Cons: he suggests that farmers markets are cheaper to shop at than grocery stores and going to them is a way of ensuring more fruits/vegetables in your diet for less. This simply hasn't been my experience with farmer's markets, which are (in my area at least) significantly more expensive than shopping at grocery stores. But that's a minor point.
Another minor point is the idea that following healthy guidelines will prevent diseases. I don't like this because it implies that if you're sick you had an unhealthy lifestyle. Some diseases are preventable through healthy eating, exercise, etc. Others are not.
A more important point is that I don't like the idea of cutting an entire food group from my diet. I'm a firm believer that everything in moderation is good for you. Or at least, not harmful. I find it strange that with all the care he's taken on designing the diet he has no chapter on reintroducing grains/legumes (beans, lentils, rice, pasta, bread) back into your eating plan once you've lost the weight. There's no guideline of 'replace 1/2 the protein with 1 cup pasta/rice if using' to show what a portion size of those would be or what you should take out in order to fit it into a healthy plan. Are you simply meant to cut them out forever? I wonder how long it would take to gain back the weight you lost if you're not employing smart choices when bringing back otherwise axed foods.

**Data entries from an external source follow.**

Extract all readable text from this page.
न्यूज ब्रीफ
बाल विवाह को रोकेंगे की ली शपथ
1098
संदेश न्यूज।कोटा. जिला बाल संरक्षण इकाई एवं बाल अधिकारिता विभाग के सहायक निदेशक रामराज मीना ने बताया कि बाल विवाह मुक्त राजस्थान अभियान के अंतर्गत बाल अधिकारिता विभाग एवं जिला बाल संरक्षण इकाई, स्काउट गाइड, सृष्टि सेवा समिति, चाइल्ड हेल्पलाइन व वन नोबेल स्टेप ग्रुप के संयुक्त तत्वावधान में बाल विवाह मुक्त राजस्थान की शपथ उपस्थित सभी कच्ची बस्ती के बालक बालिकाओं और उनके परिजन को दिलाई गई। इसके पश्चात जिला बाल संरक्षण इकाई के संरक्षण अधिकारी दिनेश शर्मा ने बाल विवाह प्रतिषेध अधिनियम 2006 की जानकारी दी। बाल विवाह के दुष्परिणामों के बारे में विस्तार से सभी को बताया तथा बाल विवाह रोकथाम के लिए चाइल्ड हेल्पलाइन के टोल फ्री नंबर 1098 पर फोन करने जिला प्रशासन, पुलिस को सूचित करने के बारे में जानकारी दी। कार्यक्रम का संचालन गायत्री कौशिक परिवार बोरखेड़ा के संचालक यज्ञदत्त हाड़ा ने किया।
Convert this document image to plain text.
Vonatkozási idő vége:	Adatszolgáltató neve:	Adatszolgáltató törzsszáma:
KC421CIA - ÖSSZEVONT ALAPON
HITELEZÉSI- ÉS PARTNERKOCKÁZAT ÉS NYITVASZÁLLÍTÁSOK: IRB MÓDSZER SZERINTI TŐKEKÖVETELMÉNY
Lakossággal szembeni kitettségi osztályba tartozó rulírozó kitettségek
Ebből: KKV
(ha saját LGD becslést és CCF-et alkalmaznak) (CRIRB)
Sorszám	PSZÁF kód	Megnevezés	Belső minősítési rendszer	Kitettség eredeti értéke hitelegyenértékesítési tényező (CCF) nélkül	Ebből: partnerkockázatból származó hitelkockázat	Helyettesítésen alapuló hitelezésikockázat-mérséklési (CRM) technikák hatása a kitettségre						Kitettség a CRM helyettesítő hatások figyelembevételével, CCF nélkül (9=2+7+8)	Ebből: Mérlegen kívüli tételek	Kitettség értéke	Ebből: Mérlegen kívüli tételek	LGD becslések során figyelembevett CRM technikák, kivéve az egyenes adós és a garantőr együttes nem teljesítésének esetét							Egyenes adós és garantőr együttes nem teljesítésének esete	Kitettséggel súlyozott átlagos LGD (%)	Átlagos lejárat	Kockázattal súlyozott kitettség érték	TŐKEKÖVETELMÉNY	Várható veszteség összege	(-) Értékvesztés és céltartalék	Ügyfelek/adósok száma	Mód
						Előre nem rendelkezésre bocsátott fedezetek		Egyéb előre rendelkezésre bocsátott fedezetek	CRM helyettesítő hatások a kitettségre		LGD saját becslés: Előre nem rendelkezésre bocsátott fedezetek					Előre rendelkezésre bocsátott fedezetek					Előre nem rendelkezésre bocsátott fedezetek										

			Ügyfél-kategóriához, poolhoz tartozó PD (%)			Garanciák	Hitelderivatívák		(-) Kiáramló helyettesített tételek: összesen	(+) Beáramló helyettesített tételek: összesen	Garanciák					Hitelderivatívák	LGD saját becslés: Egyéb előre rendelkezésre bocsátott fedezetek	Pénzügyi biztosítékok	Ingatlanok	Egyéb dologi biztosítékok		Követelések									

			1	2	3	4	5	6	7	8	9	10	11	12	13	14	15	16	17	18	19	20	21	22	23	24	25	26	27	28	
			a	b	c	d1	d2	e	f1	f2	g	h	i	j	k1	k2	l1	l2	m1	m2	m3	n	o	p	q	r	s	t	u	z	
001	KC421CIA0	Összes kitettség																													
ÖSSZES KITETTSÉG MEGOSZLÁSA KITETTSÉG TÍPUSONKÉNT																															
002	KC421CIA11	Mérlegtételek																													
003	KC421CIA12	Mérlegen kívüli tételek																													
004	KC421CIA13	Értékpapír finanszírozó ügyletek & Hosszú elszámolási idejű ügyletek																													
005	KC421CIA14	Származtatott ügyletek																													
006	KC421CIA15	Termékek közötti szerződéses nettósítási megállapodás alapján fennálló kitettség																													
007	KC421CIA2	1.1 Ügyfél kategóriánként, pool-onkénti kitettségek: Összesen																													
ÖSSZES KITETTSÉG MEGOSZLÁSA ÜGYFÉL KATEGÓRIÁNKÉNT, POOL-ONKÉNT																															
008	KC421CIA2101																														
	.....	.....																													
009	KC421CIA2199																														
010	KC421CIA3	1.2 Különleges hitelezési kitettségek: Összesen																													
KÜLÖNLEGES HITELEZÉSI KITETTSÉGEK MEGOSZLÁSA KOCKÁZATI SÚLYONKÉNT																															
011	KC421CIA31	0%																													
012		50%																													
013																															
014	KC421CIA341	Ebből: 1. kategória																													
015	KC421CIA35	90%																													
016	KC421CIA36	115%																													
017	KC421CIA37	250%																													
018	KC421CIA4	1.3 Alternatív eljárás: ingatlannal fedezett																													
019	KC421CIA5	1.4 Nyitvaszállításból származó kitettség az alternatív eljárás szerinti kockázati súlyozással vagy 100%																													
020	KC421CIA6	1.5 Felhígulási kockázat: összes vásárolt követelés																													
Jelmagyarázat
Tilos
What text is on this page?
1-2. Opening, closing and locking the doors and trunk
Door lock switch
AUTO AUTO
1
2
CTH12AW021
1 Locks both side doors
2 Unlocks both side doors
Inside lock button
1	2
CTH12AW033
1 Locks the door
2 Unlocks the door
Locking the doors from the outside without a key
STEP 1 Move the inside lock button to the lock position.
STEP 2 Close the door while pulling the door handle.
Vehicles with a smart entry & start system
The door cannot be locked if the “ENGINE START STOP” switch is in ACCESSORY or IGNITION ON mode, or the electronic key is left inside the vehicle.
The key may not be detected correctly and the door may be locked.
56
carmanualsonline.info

And when he lists the approved foods it's hard to tell if you can add in other vegetables not on the list or if you should stick to what examples he's given (for example my favourite vegetable, corn, isn't on the list).
Ultimately, it seems like a healthier diet than many on the market, in that it focuses on the entire body and mind as a unit, rather than simply focusing on 'bad foods' or 'good foods'. And while it's not perfect, I'll still be trying to follow as much of the diet as I can.